Abu Dhabi is the first stop on Xi’s tour, which also includes Senegal, Rwanda and South Africa.
The Chinese president’s arrival followed the Gulf state earlier on Thursday publishing details of new deals clinched with Beijing.
State-owned Abu Dhabi National Oil Co. said it had awarded two contracts worth $1.6 billion (1.4 billion euros) to BGP Inc., a subsidiary of China National Petroleum Co., for a seismic survey in the emirate.
The survey is to search for oil and gas in onshore and offshore sites covering an area of 53,000 square kilometres (20,463 square miles), the statement said.
State-run CNPC already has two concession rights contracts with ADNOC worth around $3 billion.
The UAE’s state-owned DP World also announced an agreement by the two countries to build a new trade zone in Dubai.
The deal between the global port operator and the Zhejiang China Commodities City Group will see a “traders’ market” built at Dubai’s Jebel Ali free zone.
The project is part of China’s trillion-dollar “One Belt, One Road” infrastructure initiative, an ambitious plan to revive the ancient Silk Road trading routes with a global network of ports, roads and railways.
The new facility will cover three square kilometres at the Jebel Ali site, which is the Middle East’s largest trade zone, DP World said in a statement.
The market will host a vast range of goods from food and cosmetics to building materials and technology.
DP World, which operates in 40 countries, did not announce the value of the deal or provide a timeframe for its construction.

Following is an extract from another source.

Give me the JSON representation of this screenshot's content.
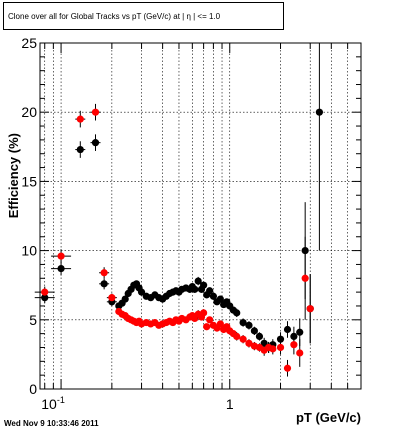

China is the United Arab Emirates’ top trading partner, with non-oil trade in 2017 rising 15 percent year-on-year to over $53.3 billion — more than 90 percent of it Chinese exports to the UAE, according to Abu Dhabi’s finance ministry.
The UAE is also one of the top 15 crude suppliers to China, exporting some $4 billion worth of oil to Beijing last year. Ninety-six percent of the country’s oil reserves are located in Abu Dhabi.
In a further sign of strengthening ties between the two countries, Dubai-based real estate developer Emaar Properties on Wednesday announced plans to build the Middle East’s largest Chinatown in the UAE.